Hi,
We are currently exploring Kafka Connect to read data from Kafka (specifically, the Azure Event Hub Kafka endpoint) and write it to Iceberg tables. I’m using Polaris for the REST catalog and Azure as the object store.
I created a catalog in Polaris using the following payload:
{
"catalog": {
"type": "INTERNAL",
"name": "catalogName",
"properties": {
"default-base-location": "abfss://container@storage-account.dfs.core.windows.net"
},
"storageConfigInfo": {
"storageType": "AZURE",
"tenantId": "xxxxxxxxxxxxx",
"allowedLocations": ["abfss://container@storage-account.dfs.core.windows.net/warehouse"]
}
}
}
Next, I created a namespace in Polaris and set up a sink connector in Kafka Connect with the following configuration:
{
"connector.class": "io.tabular.iceberg.connect.IcebergSinkConnector",
"tasks.max": "2",
"topics": "metric",
"iceberg.tables": "feed.replay-messages",
"iceberg.tables.auto-create-enabled": "true",
"iceberg.tables.schema-force-optional": "true",
"iceberg.catalog.type": "rest",
"iceberg.catalog.uri": "http://apache-polaris:8181/api/catalog",
"iceberg.catalog.io-impl": "org.apache.iceberg.azure.adlsv2.ADLSFileIO",
"iceberg.catalog.include-credentials": "true",
"iceberg.catalog.warehouse": "catalogName",
"iceberg.catalog.token": "xxxxxx",
"name": "sink-feed",
"key.converter": "org.apache.kafka.connect.json.JsonConverter",
"value.converter": "org.apache.kafka.connect.json.JsonConverter",
"key.converter.schemas.enable": "false",
"value.converter.schemas.enable": "false"
}
I also set the environment variables AZURE_CLIENT_ID
, AZURE_TENANT_ID
, and AZURE_CLIENT_SECRET
in both the Kafka Connect and Polaris pods.

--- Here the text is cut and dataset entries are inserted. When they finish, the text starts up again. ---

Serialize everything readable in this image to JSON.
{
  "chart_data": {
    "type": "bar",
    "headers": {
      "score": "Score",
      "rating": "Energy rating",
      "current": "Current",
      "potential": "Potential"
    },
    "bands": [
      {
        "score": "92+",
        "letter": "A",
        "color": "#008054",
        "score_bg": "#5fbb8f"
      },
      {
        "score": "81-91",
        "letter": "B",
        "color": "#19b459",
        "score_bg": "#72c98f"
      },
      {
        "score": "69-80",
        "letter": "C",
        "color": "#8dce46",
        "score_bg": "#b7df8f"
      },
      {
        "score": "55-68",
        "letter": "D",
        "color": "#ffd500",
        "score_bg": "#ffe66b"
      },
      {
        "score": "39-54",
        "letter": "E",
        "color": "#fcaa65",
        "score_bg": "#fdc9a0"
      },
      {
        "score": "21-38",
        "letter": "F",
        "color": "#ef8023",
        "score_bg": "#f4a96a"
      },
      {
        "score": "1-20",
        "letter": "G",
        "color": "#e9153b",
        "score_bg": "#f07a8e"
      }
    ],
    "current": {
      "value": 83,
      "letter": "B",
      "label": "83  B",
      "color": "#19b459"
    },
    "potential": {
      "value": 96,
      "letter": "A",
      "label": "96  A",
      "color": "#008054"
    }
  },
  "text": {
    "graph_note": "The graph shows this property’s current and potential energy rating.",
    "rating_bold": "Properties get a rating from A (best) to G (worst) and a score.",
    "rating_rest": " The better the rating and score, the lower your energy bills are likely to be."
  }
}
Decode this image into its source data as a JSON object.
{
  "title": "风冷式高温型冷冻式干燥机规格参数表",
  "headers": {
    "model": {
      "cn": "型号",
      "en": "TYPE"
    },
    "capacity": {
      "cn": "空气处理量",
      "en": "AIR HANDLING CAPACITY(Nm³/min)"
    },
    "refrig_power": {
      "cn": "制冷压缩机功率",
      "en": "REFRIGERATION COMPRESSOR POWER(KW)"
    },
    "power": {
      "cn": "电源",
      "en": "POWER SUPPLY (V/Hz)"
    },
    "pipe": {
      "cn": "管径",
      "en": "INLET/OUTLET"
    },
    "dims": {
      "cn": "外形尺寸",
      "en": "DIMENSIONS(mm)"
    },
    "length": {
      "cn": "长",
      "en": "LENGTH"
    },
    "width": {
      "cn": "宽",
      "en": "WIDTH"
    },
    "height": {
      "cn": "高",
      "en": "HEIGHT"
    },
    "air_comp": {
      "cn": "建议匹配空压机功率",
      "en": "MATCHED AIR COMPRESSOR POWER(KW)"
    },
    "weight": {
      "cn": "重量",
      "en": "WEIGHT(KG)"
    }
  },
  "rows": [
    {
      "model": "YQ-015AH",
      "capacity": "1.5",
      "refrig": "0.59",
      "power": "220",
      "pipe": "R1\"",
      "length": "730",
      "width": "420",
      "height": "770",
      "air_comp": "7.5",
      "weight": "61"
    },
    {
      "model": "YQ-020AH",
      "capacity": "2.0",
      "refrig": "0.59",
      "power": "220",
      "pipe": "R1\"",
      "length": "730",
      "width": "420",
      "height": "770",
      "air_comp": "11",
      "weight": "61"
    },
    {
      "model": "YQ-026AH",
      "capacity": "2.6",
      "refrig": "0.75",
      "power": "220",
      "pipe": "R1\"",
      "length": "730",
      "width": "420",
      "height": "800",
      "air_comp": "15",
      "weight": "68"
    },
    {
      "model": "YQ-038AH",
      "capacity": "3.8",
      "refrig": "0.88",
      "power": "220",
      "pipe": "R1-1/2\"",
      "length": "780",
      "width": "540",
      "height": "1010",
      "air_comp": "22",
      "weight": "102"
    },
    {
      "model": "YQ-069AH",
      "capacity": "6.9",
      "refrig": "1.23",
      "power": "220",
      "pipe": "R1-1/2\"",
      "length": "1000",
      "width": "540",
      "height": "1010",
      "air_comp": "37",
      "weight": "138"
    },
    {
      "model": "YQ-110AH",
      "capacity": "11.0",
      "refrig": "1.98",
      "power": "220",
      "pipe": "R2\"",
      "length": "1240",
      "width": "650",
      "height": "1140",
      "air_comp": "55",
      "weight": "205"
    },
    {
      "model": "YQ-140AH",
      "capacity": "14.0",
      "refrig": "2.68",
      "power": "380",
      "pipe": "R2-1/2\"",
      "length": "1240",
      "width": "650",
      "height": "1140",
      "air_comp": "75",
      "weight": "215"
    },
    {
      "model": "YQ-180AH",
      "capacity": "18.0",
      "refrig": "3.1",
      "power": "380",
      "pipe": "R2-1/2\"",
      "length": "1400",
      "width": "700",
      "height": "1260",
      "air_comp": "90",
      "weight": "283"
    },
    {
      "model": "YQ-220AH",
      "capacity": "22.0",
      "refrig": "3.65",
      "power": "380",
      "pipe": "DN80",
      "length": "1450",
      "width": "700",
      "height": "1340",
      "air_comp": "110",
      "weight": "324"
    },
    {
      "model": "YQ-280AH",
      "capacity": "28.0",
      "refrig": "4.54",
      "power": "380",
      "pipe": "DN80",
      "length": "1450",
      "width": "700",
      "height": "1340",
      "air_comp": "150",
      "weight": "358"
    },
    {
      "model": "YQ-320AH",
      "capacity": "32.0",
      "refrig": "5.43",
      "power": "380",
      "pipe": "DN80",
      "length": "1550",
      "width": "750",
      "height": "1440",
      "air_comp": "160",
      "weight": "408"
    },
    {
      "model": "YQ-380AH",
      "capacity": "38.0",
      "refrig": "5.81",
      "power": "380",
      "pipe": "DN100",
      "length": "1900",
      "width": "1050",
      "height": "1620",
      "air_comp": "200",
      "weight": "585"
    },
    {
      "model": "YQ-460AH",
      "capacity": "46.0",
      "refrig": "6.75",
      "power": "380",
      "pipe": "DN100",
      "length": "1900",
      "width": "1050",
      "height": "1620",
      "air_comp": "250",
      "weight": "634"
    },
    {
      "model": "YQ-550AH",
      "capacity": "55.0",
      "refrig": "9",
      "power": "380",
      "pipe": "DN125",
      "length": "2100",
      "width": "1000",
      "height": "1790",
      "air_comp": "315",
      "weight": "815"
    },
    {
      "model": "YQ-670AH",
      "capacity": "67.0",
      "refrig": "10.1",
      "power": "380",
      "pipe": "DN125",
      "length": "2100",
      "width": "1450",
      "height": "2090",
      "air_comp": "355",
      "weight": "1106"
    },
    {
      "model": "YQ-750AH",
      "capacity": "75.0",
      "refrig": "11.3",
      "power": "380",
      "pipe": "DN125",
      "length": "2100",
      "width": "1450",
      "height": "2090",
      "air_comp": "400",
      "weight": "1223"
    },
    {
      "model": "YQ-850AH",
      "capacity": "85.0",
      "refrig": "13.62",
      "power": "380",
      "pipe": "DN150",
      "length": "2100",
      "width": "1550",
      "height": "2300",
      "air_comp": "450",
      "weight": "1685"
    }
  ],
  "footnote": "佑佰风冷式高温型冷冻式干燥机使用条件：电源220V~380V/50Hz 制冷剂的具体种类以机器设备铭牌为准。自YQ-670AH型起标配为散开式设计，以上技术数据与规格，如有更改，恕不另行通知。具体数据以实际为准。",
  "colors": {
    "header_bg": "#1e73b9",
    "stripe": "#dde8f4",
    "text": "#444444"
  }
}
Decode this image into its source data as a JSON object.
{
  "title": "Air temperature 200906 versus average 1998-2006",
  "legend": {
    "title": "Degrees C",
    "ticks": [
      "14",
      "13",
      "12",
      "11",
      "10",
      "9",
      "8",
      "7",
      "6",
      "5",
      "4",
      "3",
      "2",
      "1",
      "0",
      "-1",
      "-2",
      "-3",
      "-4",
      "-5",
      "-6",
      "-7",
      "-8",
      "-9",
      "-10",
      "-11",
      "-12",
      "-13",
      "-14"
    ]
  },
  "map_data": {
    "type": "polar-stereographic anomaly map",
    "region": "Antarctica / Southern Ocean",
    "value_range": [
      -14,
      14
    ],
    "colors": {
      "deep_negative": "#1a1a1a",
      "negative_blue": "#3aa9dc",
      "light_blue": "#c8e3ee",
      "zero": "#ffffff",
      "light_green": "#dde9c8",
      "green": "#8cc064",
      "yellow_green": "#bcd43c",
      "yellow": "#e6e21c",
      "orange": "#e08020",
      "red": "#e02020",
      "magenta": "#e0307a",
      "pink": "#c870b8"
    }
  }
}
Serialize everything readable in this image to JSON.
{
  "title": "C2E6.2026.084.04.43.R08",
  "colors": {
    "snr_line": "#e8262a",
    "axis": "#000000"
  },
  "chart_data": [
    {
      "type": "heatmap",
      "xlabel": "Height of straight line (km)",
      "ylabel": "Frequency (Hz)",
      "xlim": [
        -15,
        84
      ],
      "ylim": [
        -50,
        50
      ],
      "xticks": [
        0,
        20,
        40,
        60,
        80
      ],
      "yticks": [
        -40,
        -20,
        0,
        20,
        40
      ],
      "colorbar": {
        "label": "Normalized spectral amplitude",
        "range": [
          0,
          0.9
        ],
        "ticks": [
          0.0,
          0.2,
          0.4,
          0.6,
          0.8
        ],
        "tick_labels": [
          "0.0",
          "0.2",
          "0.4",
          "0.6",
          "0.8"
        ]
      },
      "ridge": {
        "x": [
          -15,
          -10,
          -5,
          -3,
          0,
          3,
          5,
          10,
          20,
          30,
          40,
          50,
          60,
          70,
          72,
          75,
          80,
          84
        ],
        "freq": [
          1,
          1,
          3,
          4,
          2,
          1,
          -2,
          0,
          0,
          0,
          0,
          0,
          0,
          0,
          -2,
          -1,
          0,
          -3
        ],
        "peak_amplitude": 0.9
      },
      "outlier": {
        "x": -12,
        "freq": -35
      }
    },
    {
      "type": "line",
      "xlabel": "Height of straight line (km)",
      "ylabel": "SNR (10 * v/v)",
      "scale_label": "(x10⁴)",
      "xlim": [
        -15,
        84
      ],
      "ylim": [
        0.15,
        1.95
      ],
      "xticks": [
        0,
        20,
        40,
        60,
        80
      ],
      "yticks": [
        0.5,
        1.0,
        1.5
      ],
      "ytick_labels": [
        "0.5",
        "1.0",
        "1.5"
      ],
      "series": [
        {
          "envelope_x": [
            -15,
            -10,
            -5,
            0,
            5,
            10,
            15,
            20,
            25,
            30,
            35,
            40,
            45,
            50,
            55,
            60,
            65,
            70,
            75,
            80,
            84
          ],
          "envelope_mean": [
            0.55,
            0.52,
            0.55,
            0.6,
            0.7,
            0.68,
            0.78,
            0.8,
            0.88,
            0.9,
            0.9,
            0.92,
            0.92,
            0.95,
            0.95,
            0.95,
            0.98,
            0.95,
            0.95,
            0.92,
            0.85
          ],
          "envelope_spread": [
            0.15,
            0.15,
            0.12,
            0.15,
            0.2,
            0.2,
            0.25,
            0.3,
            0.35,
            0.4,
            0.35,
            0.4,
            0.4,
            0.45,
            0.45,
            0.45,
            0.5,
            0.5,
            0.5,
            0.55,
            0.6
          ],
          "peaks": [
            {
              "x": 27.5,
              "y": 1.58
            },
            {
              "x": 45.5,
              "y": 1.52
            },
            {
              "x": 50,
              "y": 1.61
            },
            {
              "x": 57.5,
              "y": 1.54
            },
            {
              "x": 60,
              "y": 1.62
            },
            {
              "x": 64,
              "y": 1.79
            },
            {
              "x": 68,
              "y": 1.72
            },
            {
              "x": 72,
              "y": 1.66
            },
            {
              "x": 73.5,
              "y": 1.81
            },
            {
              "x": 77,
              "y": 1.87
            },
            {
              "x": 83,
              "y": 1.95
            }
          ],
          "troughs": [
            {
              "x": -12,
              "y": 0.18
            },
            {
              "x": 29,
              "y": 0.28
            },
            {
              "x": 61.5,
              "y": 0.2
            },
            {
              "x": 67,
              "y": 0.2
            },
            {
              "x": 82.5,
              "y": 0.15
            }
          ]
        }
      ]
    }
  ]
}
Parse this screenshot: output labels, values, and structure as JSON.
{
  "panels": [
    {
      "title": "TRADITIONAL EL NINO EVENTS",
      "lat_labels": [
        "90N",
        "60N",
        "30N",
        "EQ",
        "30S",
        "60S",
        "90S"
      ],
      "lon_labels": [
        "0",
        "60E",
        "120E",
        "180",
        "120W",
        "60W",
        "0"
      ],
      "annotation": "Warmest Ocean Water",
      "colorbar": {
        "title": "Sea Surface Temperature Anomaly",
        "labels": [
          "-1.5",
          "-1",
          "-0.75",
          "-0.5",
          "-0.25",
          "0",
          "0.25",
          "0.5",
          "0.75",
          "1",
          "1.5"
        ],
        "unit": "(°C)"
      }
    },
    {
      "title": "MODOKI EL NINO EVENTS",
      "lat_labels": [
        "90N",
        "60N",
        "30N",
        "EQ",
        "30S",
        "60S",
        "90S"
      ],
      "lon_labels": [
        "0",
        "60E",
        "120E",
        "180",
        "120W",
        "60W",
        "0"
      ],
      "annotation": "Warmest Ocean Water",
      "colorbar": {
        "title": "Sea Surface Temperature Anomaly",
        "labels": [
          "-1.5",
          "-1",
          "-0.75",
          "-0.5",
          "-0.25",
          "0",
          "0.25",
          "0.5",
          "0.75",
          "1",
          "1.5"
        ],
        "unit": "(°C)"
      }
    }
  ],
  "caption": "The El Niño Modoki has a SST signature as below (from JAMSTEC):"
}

The table gets created successfully, and I can see both the metadata and data folders. The metadata folder contains a JSON file, and the data folder has a few Parquet files.
However, when I attempt to read the table from Trino (after setting up the catalog with the correct configuration), I only see the column names, but no rows are returned. I’ve checked the Parquet files in Azure Blob Storage, and they do contain data.
Could someone help me resolve this issue?